A product of the form $\gamma_i \gamma_j$ for $i,j \in \{1, 2, 3\}$ forms a spatial bivector. Exponentials of spatial bivectors, and their linear combinations, form the algebra of quaternions. Consider, for example, $\gamma_1 \gamma_2$ in an exponential:
$$e^{\gamma_1 \gamma_2 \theta} = 1 + \gamma_1 \gamma_2 \theta+ \frac{\theta^2}{2} \gamma_1 \gamma_2 \gamma_1 \gamma_2 + \ldots$$
But the gammas anticommute when they're different: $\gamma_1 \gamma_2 = -\gamma_2 \gamma_1$, so we get
$$e^{\theta \gamma_1 \gamma_2} = 1 + \gamma_1 \gamma_2 \theta - \frac{\theta^2}{2} - \frac{\theta^3}{6} \gamma_1 \gamma_2 + \ldots = \cos \theta + \gamma_1 \gamma_2 \sin \theta$$
So what this means is we can write the rotation of a spatial vector $a = a^i \gamma_i$ using some bivector $B = \frac{1}{2} B^{ij} \gamma_i \gamma_j$ as follows. Let $q = \exp(-\hat B\theta/2)$, where $\hat B = B/\sqrt{|BB|}$. The rotation then takes the form
$$a' = R(a) = q a q^{-1}$$
(As an exercise, you can show that, in this convention, the quaternion $i = -\gamma_2 \gamma_3$, $j =-\gamma_3 \gamma_1$ and $k = -\gamma_1 \gamma_2$.)
The bivector $B$ then represents the plane of rotation.
This logic carries over to Lorentz boosts. Let's consider a bivector of the form $\gamma_0 \gamma_1$. Crucially,
$$(\gamma_0 \gamma_1)^2 = \gamma_0 \gamma_1 \gamma_0 \gamma_1 = - \gamma_0 \gamma_1 \gamma_1 \gamma_0 = - \gamma_0 \gamma_0 = (-1)(-1) = +1$$
(This is true even if you choose the opposite sign convention.) This means the exponential takes on its hyperbolic form instead of its trig form:
$$e^{\gamma_0 \gamma_1 \phi} = \cosh \phi + \gamma_0 \gamma_1 \sinh \phi$$
So a "quaternion" for boosts instead uses the hyperbolic trig functions, as we know it should. We can write a boost in the form $p a p^{-1}$, just as we did with spatial quaternions. Lorentz boost quaternions like $p$ just use a different bivector in the exponential.
But how do we put them together?
Let's say you want to boost with respect to some plane $\gamma_0 v$, where $v$ is the spatial velocity direction, $\hat v = q \gamma_1 q^{-1}$ (so you know how it's rotated with respect to, say, the x-axis).

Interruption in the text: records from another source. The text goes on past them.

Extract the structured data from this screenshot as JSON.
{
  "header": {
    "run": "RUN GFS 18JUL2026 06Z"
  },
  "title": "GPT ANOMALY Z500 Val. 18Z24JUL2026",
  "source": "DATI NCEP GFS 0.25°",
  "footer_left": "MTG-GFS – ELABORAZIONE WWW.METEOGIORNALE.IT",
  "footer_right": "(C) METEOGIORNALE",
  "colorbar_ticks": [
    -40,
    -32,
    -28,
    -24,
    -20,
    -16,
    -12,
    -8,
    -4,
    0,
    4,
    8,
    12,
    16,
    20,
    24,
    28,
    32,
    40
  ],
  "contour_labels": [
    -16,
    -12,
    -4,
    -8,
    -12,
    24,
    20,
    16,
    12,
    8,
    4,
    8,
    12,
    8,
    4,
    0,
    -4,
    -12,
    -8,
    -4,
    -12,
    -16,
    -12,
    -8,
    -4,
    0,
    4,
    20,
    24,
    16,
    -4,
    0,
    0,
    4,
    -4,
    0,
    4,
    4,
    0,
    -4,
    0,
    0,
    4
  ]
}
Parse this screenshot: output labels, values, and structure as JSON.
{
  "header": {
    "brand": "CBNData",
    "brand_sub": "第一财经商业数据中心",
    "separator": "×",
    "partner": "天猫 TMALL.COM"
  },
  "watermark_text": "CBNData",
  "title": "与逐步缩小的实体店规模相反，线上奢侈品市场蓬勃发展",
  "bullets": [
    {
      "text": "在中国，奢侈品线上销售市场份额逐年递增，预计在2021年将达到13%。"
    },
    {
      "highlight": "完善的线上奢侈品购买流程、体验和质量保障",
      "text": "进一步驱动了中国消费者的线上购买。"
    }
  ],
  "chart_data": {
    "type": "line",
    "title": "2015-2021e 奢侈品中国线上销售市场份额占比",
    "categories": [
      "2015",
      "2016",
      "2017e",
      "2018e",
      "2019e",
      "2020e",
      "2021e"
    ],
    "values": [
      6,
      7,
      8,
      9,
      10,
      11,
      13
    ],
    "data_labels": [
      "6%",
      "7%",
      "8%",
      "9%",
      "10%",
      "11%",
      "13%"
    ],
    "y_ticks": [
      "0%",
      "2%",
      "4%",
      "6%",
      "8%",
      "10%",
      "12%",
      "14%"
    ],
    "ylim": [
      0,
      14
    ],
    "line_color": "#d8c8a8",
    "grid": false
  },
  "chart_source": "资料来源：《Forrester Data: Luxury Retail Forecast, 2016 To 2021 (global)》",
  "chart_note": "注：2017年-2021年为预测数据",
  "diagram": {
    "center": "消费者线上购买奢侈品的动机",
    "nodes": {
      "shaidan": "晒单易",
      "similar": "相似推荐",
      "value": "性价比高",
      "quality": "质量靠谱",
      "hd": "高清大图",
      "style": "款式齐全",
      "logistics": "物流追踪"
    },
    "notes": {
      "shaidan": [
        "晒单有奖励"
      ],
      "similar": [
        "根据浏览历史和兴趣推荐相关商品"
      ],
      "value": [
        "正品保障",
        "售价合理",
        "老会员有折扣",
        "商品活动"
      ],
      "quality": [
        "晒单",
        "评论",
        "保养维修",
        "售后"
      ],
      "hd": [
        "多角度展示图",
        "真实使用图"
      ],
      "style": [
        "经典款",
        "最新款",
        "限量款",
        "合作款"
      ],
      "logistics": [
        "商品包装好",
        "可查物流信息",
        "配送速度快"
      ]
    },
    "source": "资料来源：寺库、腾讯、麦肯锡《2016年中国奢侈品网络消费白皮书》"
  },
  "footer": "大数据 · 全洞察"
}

You should notice that $\gamma_0 q = q \gamma_0$ for any spatial quaternion $q$. $\gamma_0$ will always commute with this because because $q$ is of the form $q = \lambda = \gamma_i \gamma_j \mu$. $\gamma_0$ will commute with $1$ (if you like, the identity if you must think of it as a matrix), and $\gamma_0$ will anticommute with both of the other $\gamma_i$ and $\gamma_j$ so that there's no overall sign change.
Now, consider the product
$$(q \gamma_0 \gamma_1 q^{-1})^2 = q \gamma_0 \gamma_1 q^{-1} q \gamma_0 \gamma_1 q^{-1} = q (\gamma_0 \gamma_1)^{2} q^{-1}$$
So in the power series, the $q$ and $q^{-1}$ will constantly cancel each other out in the middle. They pull out of an exponential, so we get
$$e^{q \gamma_0 \gamma_1 q^{-1}} = q e^{\gamma_0 \gamma_1} q^{-1}$$
So now, if we want to boost a vector $a$ in an arbitrary direction, we have something of the form
$$a' = q e^{-\gamma_0 \gamma_1 \phi/2} q^{-1} a q e^{\gamma_0 \gamma_1 \phi/2} q^{-1}$$
Or, if we let $p = e^{-\gamma_0 \gamma_1\phi/2}$, define $R(a) = qaq^{-1}$ as the spatial rotation and $L(a) = pap^{-1}$ as the unrotated boost, we get
$$a' = qpq^{-1}aqpq^{-1} = RLR^{-1}(a)$$
So, to boost a vector in an arbitrary direction, you have to (1) rotate that direction back to a fixed axis, (2) boost with respect to that axis, and (3) then rotate that axis back to the arbitrary direction. This is exactly the way you've been told to describe the arbitrary boost.